Drug-Induced Drawings
Since spirals, tunnels, zigzags and other hallucinatory patterns can
be found in the art of almost all cultures and go back more than
30,000 years, many anthropologists speculate that they were done under
the influence of hallucinogenic drugs or self-induced trances, and
that these experiences served as the origin of abstract art.
The foremost masters of hallucinogenic experiences are shamans, ritual
practitioners in hunting-and-gathering societies who enter altered
states of consciousness to achieve a variety of ends that include
healing the sick, foretelling the future, meeting spirit-animals,
changing the weather and controlling animals by supernatural means,
according to Jean Clottes, scientific adviser to the French ministry
on prehistoric art, and David Lewis-Williams, professor of cognitive
archeology at the University of Witwatersrand in Johannesburg, South
Africa.
In their study of shamans, religious mystics and visionaries around
the world, Clottes and Lewis-Williams found that while drugs are
widely used to induce hallucinations, trances are also used to produce
unusual mental imagery.
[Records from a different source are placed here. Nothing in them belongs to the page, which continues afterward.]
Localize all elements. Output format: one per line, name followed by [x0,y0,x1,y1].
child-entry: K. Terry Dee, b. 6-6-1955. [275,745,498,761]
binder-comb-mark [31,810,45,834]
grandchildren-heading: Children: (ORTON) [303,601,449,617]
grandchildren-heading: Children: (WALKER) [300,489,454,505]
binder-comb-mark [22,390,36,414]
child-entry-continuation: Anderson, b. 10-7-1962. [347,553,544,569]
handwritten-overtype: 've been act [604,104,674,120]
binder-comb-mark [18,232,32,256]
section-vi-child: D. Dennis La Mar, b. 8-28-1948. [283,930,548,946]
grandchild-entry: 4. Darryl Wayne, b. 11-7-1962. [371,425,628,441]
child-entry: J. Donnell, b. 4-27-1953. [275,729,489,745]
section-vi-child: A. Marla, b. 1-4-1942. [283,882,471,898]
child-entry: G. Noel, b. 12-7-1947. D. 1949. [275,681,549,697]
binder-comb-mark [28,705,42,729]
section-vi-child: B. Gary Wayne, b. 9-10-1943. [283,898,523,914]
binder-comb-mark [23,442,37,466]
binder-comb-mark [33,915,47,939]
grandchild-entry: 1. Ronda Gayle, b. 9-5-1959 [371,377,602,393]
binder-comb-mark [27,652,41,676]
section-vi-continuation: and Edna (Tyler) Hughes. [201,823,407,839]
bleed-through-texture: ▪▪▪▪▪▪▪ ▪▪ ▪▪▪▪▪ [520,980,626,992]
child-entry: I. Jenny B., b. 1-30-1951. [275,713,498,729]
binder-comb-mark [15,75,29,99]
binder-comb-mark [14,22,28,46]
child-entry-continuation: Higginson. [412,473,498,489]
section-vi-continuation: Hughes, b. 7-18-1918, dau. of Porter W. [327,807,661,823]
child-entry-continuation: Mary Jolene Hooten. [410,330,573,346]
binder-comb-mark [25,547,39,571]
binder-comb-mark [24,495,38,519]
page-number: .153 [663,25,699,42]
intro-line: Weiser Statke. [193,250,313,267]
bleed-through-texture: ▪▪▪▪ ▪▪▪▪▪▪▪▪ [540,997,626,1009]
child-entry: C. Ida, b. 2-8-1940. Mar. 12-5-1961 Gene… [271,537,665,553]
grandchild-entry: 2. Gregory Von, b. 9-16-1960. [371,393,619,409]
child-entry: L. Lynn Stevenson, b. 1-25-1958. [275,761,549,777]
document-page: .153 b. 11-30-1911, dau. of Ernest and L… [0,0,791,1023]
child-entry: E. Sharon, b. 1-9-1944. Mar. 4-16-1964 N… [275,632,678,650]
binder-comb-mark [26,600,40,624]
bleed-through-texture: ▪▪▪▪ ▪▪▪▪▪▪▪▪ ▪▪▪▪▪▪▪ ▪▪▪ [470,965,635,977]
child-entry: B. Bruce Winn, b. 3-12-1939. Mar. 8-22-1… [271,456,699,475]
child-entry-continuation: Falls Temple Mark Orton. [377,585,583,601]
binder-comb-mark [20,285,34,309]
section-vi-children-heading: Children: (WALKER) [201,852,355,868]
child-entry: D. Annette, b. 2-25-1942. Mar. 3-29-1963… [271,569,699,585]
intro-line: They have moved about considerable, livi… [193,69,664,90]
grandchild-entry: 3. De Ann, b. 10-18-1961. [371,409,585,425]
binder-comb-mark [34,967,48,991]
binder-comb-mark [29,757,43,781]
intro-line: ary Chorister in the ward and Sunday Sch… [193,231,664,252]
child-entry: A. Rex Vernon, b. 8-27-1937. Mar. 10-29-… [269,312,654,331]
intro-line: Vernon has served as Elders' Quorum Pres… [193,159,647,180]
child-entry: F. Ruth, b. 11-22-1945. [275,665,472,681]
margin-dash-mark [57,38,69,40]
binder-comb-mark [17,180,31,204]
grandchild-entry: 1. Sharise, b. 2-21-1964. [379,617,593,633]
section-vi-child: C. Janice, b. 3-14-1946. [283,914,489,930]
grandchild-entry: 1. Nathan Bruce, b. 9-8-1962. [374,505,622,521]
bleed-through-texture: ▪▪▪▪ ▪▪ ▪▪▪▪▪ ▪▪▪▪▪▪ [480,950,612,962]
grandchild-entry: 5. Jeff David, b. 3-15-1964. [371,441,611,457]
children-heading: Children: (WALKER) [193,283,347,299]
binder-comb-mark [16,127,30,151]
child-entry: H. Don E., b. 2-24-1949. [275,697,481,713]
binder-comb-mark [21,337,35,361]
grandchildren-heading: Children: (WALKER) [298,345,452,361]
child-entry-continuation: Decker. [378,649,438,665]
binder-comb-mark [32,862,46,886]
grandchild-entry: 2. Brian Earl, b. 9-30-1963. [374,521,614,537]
Trances can be induced through sensory
deprivation, prolonged social isolation, intense pain, vigorous
dancing and insistent, rhythmic sound, such as drumming and chanting.
3 Stages Of Trances
In their book, "The Shamans of Prehistory: Trance and Magic in the
Painted Caves," Clottes and Lewis-Williams outline three stages of
trance.
In the first stage trance, people "see" geometric forms, such as dots,
zigzags, grids, parallel lines, nested curves and meandering lines. In
the second stage, subjects try to make better sense out of the
geometric imagery by illusioning them into objects of religious or
emotional significance, such as construing a zigzag line into a snake.
The third stage is reached via a vortex or tunnel, at the end of which
is a bright light. When people emerge from the tunnel they find
themselves in a bizarre world where geometric patterns become mixed
with monsters, people and settings. It is in this stage where the
drawings of humans with animal features occur.
Clottes and Lewis-Williams concluded: "We emphasize that these three
stages are universal and wired into the human nervous system, though
the meanings given to the geometrics of Stage 1, the objects into
which they are illusioned in Stage 2, and the hallucinations of Stage
3 are all culture-specific, at least in some measure, people
hallucinate what they expect to hallucinate.